This leads me to notice a peculiar intention of the Creator with regard to the human race ;—I allude to that of intellectual discipline. Every thing seems to be contrived and adapted to this great object. His situation in reference to the external world, whether we consider animate or inanimate nature, the alternations of the seasons, the germination, the growth, and the decay of plants, the various faculties and dispositions, of living beings, and especially the power bestowed on him of appropriating organized as well as unorganized existences to his use, to alter the form or qualities of one class, and to modify the functions and instincts of another, so as to make them subservient to his will and productive of his advantage, all these indicate very distinctly the intention of the Creator, and point to the developement and the training of the human faculties, as one great end for which man was stationed in this lower world.

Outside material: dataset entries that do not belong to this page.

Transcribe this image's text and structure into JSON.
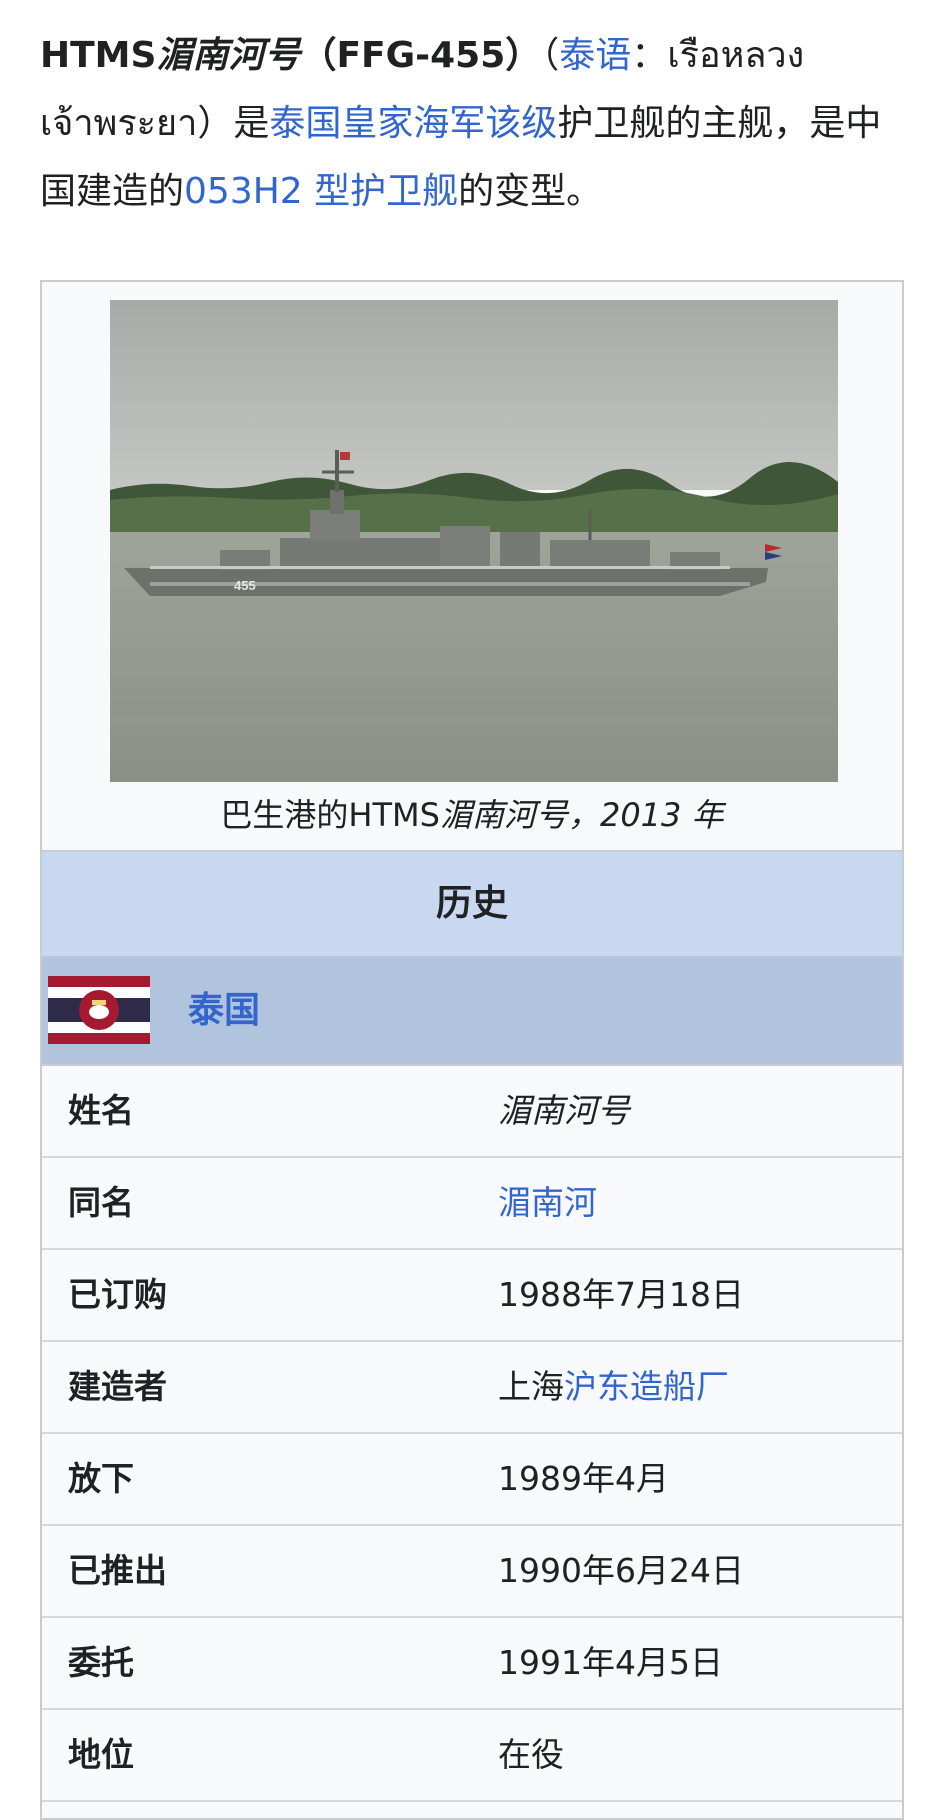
{
  "intro": {
    "title_prefix": "HTMS",
    "title_name": "湄南河号",
    "hull_code": "（FFG-455）",
    "open_paren": "（",
    "thai_link": "泰语",
    "colon": "：",
    "thai_text": "เรือหลวงเจ้าพระยา",
    "close_paren": "）",
    "is": "是",
    "navy_link": "泰国皇家海军该级",
    "text2": "护卫舰的主舰，是中国建造的",
    "type_link": "053H2 型护卫舰",
    "text3": "的变型。"
  },
  "infobox": {
    "hull_number": "455",
    "caption_prefix": "巴生港的HTMS",
    "caption_italic": "湄南河号，2013 年",
    "history_header": "历史",
    "country": "泰国",
    "rows": [
      {
        "label": "姓名",
        "value": "湄南河号"
      },
      {
        "label": "同名",
        "value": "湄南河"
      },
      {
        "label": "已订购",
        "value": "1988年7月18日"
      },
      {
        "label": "建造者",
        "value_plain": "上海",
        "value_link": "沪东造船厂"
      },
      {
        "label": "放下",
        "value": "1989年4月"
      },
      {
        "label": "已推出",
        "value": "1990年6月24日"
      },
      {
        "label": "委托",
        "value": "1991年4月5日"
      },
      {
        "label": "地位",
        "value": "在役"
      }
    ]
  }
}
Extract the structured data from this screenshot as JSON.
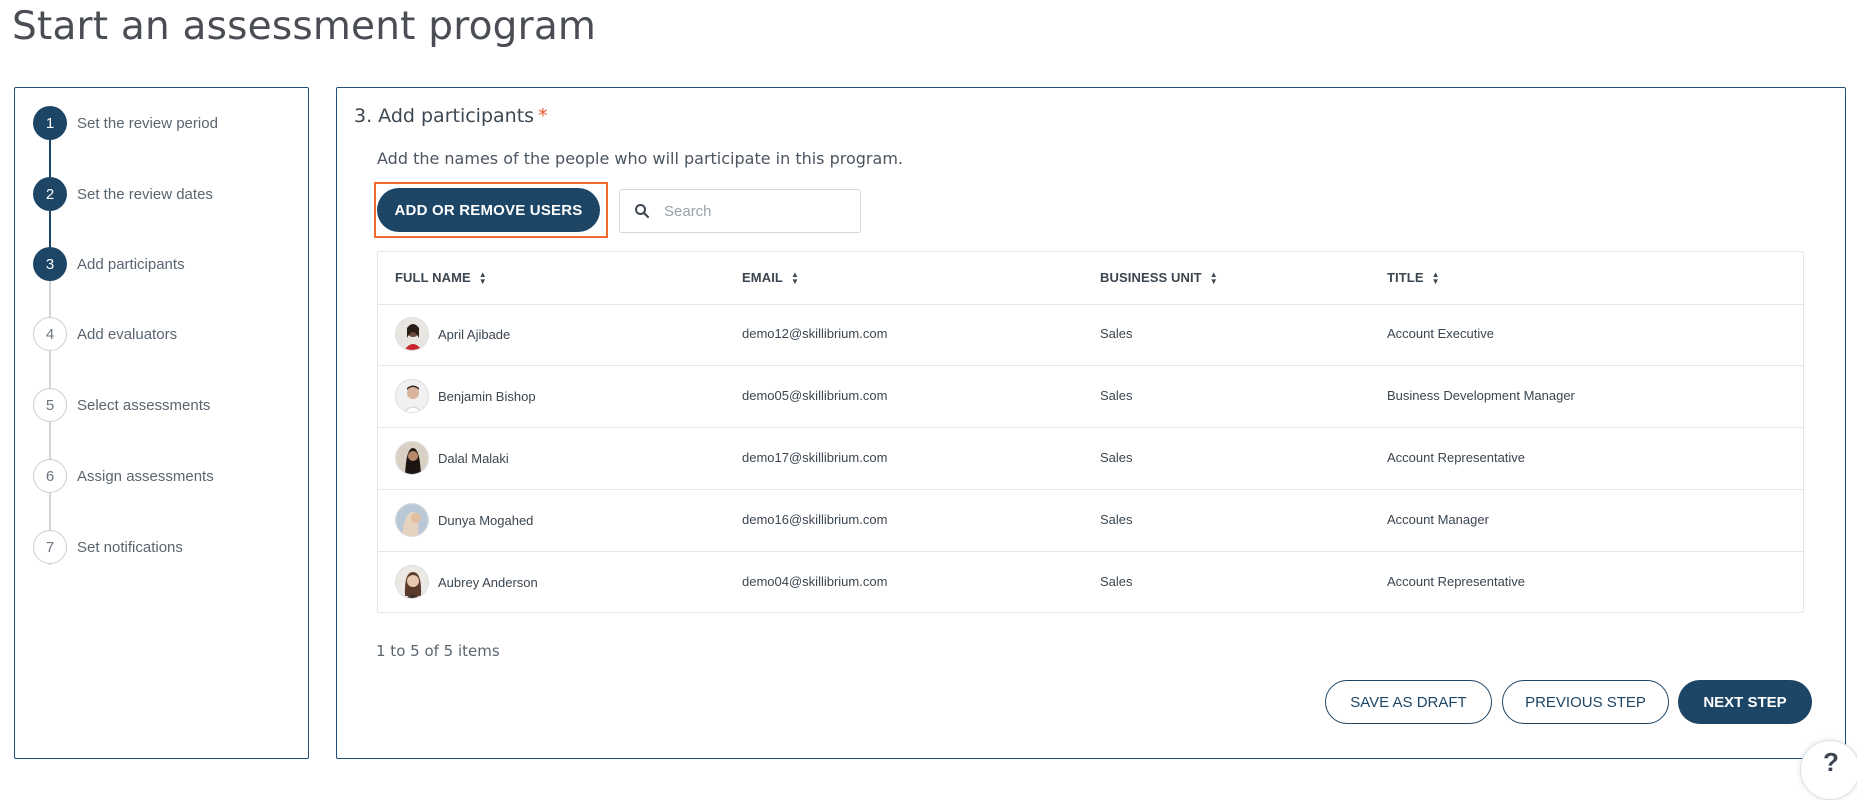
{
  "page": {
    "title": "Start an assessment program"
  },
  "steps": [
    {
      "number": "1",
      "label": "Set the review period",
      "state": "done"
    },
    {
      "number": "2",
      "label": "Set the review dates",
      "state": "done"
    },
    {
      "number": "3",
      "label": "Add participants",
      "state": "current"
    },
    {
      "number": "4",
      "label": "Add evaluators",
      "state": "todo"
    },
    {
      "number": "5",
      "label": "Select assessments",
      "state": "todo"
    },
    {
      "number": "6",
      "label": "Assign assessments",
      "state": "todo"
    },
    {
      "number": "7",
      "label": "Set notifications",
      "state": "todo"
    }
  ],
  "section": {
    "title": "3. Add participants",
    "required_mark": "*",
    "description": "Add the names of the people who will participate in this program."
  },
  "toolbar": {
    "add_remove_label": "ADD OR REMOVE USERS",
    "search_placeholder": "Search",
    "search_icon": "search-icon"
  },
  "table": {
    "headers": [
      "FULL NAME",
      "EMAIL",
      "BUSINESS UNIT",
      "TITLE"
    ],
    "rows": [
      {
        "name": "April Ajibade",
        "email": "demo12@skillibrium.com",
        "unit": "Sales",
        "title": "Account Executive"
      },
      {
        "name": "Benjamin Bishop",
        "email": "demo05@skillibrium.com",
        "unit": "Sales",
        "title": "Business Development Manager"
      },
      {
        "name": "Dalal Malaki",
        "email": "demo17@skillibrium.com",
        "unit": "Sales",
        "title": "Account Representative"
      },
      {
        "name": "Dunya Mogahed",
        "email": "demo16@skillibrium.com",
        "unit": "Sales",
        "title": "Account Manager"
      },
      {
        "name": "Aubrey Anderson",
        "email": "demo04@skillibrium.com",
        "unit": "Sales",
        "title": "Account Representative"
      }
    ]
  },
  "pager": {
    "text": "1 to 5 of 5 items"
  },
  "actions": {
    "save_draft": "SAVE AS DRAFT",
    "previous": "PREVIOUS STEP",
    "next": "NEXT STEP"
  },
  "help": {
    "label": "?"
  },
  "colors": {
    "primary": "#1d4566",
    "highlight": "#f06a2d",
    "required": "#e8542a"
  }
}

Nor is the relation in which man stands to his own species a less striking indication of the same truth. I have already noticed in this light the remarkable arrange

*

ment by which man is placed in families, and the child, by slow degrees, advances through the various stages of infancy, boyhood, and youth, to the full vigor and maturity of his faculties; but all the relations of society speak a similar language. It is by the mutual intercourse, transactions, and arrangements of social life, its sympathies and emulations, its wants and desires, its very hatreds and contentions, that the human mind is strengthened, enlarged, and exalted, till its intellectual powers rise to so stupendous a height, and become able to survey so wide a

field.

Now, the adaptations of man's physical and mental faculties to this peculiar state are very remarkable. Of his bodily powers I have already spoken, and in the quotation from Cicero, the hand was particularly mentioned. This wonderful instrument, in conjunction with the arm, may be regarded as the perfection of mechanical power, consisting in a combination of strength, with variety and extent of motion, and with a nicety of touch, which conveys to the mind definite ideas of the figure, of the hardness, and of the consistency of bodies. Although the superiority of man is assuredly not owing, as Anaxagoras maintained, to the possession of a hand, yet without it he would be comparatively powerless. He would want the means of effecting what his ingenuity might suggest ; and his ingenuity itself would be kept in abeyance by that very want. "This," says Mr. Turner, "is the sceptre of his power, his instrument of domination, his all-conquering and all-transcending mechanism. It has all the potentiality of an enchanter's rod, and has achieved those wonders of human art, strength, and ingenuity, which the magicians of our imagination might toil in vain to surpass. We have not the eagle's talons or the lion's claws at the end of our fingers; but we can arm them with swords, guns, and bayonets, far more terrible. All that we admire and dread and use in mechanism and manufacture, in art, war, luxury, labor, and comfort, is the produce of the human hand."*

* Sce‹ Spring,' Papers on the effects of protracted childhood. Sacred History of the World, vol. i. p. 509.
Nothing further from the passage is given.